Halisstra picked herself up from the web and glanced around. Valas scrambled back into view from his precarious position on the side of the strand. Danifae climbed to her feet as well. They followed after Quenthel as the Mistress of Arach-Tinilith set off again at once, moving at an impatient lope as she bounded down the strand. Halisstra was too tired to keep up the pace for long, but she had even less energy for an argument with the single-minded priestess, and so she merely set her jaw and endured.

They reached the bottom—almost.

For some time they’d noticed converging strands drawing closer to their own, and Halisstra could see the reason why. A great ring of webbing a dozen times thicker than any of the gray strands was suspended below them, binding the ends of the strands together. Its circumference was so great that Halisstra could hardly describe a curve at all in the ring’s vast arc. In the center there was something—a titanic black structure or island of sorts hanging in the mighty web. The drow paused, surveying the scene, until Valas broke the silence.

“Is that it?” he said in a low voice.

“The entrance to Lolth’s domain,” Tzirik answered, “lies somewhere within that ring.”

“Are you sure?” asked Ryld.

“I am,” Quenthel replied for the priest.

She didn’t look aside or hesitate, but simply set off again at the same hard pace.

As the strand approached the central ring its steep pitch gradually flattened and thickened somewhat, and for the first time in seemingly endless hours and miles the company found itself traversing something like level ground instead of picking their way down the sloping cable. More demonic and spidery corpses appeared, some half-buried in the strand as if they’d fallen from the limitless heights above—which they most likely had.

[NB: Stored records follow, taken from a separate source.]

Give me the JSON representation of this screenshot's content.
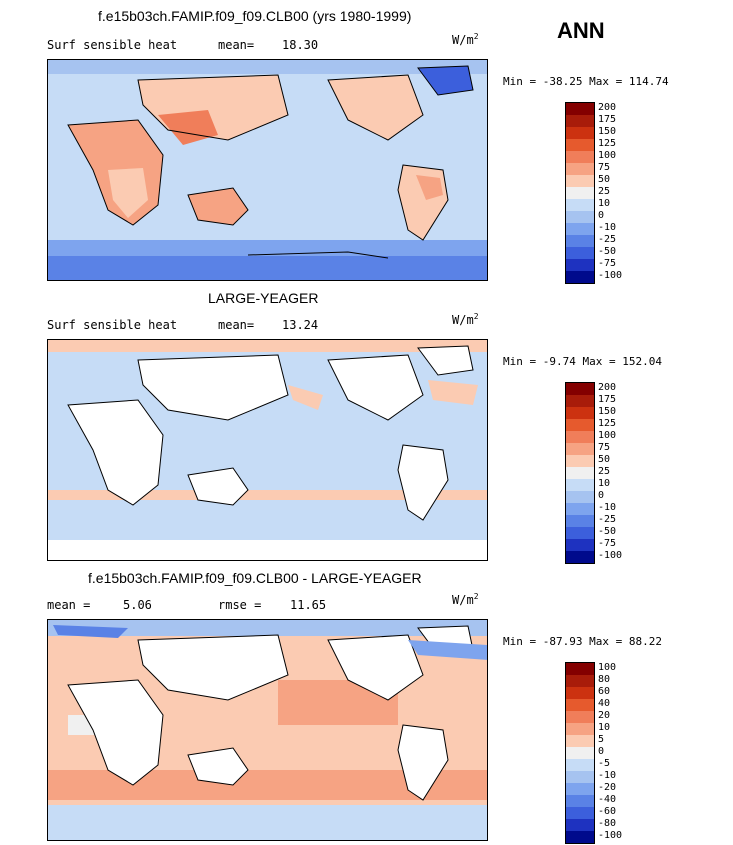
{
  "season": "ANN",
  "units_base": "W/m",
  "units_exp": "2",
  "panels": [
    {
      "title": "f.e15b03ch.FAMIP.f09_f09.CLB00 (yrs 1980-1999)",
      "left_label": "Surf sensible heat",
      "stat_label": "mean=",
      "stat_value": "18.30",
      "minmax": "Min = -38.25 Max = 114.74",
      "levels": [
        "200",
        "175",
        "150",
        "125",
        "100",
        "75",
        "50",
        "25",
        "10",
        "0",
        "-10",
        "-25",
        "-50",
        "-75",
        "-100"
      ]
    },
    {
      "title": "LARGE-YEAGER",
      "left_label": "Surf sensible heat",
      "stat_label": "mean=",
      "stat_value": "13.24",
      "minmax": "Min = -9.74 Max = 152.04",
      "levels": [
        "200",
        "175",
        "150",
        "125",
        "100",
        "75",
        "50",
        "25",
        "10",
        "0",
        "-10",
        "-25",
        "-50",
        "-75",
        "-100"
      ]
    },
    {
      "title": "f.e15b03ch.FAMIP.f09_f09.CLB00 - LARGE-YEAGER",
      "left_label": "mean =",
      "left_value": "5.06",
      "stat_label": "rmse =",
      "stat_value": "11.65",
      "minmax": "Min = -87.93 Max = 88.22",
      "levels": [
        "100",
        "80",
        "60",
        "40",
        "20",
        "10",
        "5",
        "0",
        "-5",
        "-10",
        "-20",
        "-40",
        "-60",
        "-80",
        "-100"
      ]
    }
  ],
  "chart_data": {
    "type": "heatmap",
    "title": "ANN",
    "variable": "Surf sensible heat",
    "units": "W/m2",
    "maps": [
      {
        "name": "f.e15b03ch.FAMIP.f09_f09.CLB00 (yrs 1980-1999)",
        "mean": 18.3,
        "min": -38.25,
        "max": 114.74,
        "levels": [
          -100,
          -75,
          -50,
          -25,
          -10,
          0,
          10,
          25,
          50,
          75,
          100,
          125,
          150,
          175,
          200
        ]
      },
      {
        "name": "LARGE-YEAGER",
        "mean": 13.24,
        "min": -9.74,
        "max": 152.04,
        "levels": [
          -100,
          -75,
          -50,
          -25,
          -10,
          0,
          10,
          25,
          50,
          75,
          100,
          125,
          150,
          175,
          200
        ]
      },
      {
        "name": "f.e15b03ch.FAMIP.f09_f09.CLB00 - LARGE-YEAGER",
        "mean": 5.06,
        "rmse": 11.65,
        "min": -87.93,
        "max": 88.22,
        "levels": [
          -100,
          -80,
          -60,
          -40,
          -20,
          -10,
          -5,
          0,
          5,
          10,
          20,
          40,
          60,
          80,
          100
        ]
      }
    ]
  },
  "colors": {
    "palette": [
      "#840000",
      "#a81c0a",
      "#cc3210",
      "#e65a2d",
      "#f07e5a",
      "#f6a383",
      "#fbcbb2",
      "#f0f0f0",
      "#c6dcf6",
      "#a6c3f0",
      "#7ea4ee",
      "#5a82e6",
      "#3c5fdc",
      "#1e32c0",
      "#000a8c"
    ]
  }
}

The travelers reached the thick ring and crossed one more stretch of twisted webbing only to find that the structure in the center was some kind of immense stone temple, a baroque building of gleaming black obsidian miles in diameter. Spiked stone buttresses soared across the bottomless space, linking the structure to the ring around it. Vast dark plazas of smooth stone large enough to swallow cities surrounded the temple’s flanks. Without speaking, the company picked their way over to one of the colossal flying buttresses and advanced toward their goal.

Halisstra found herself trembling, not with exhaustion, but with a combination of terror and ecstasy as she realized that she must soon withstand Lolth’s scrutiny in the flesh.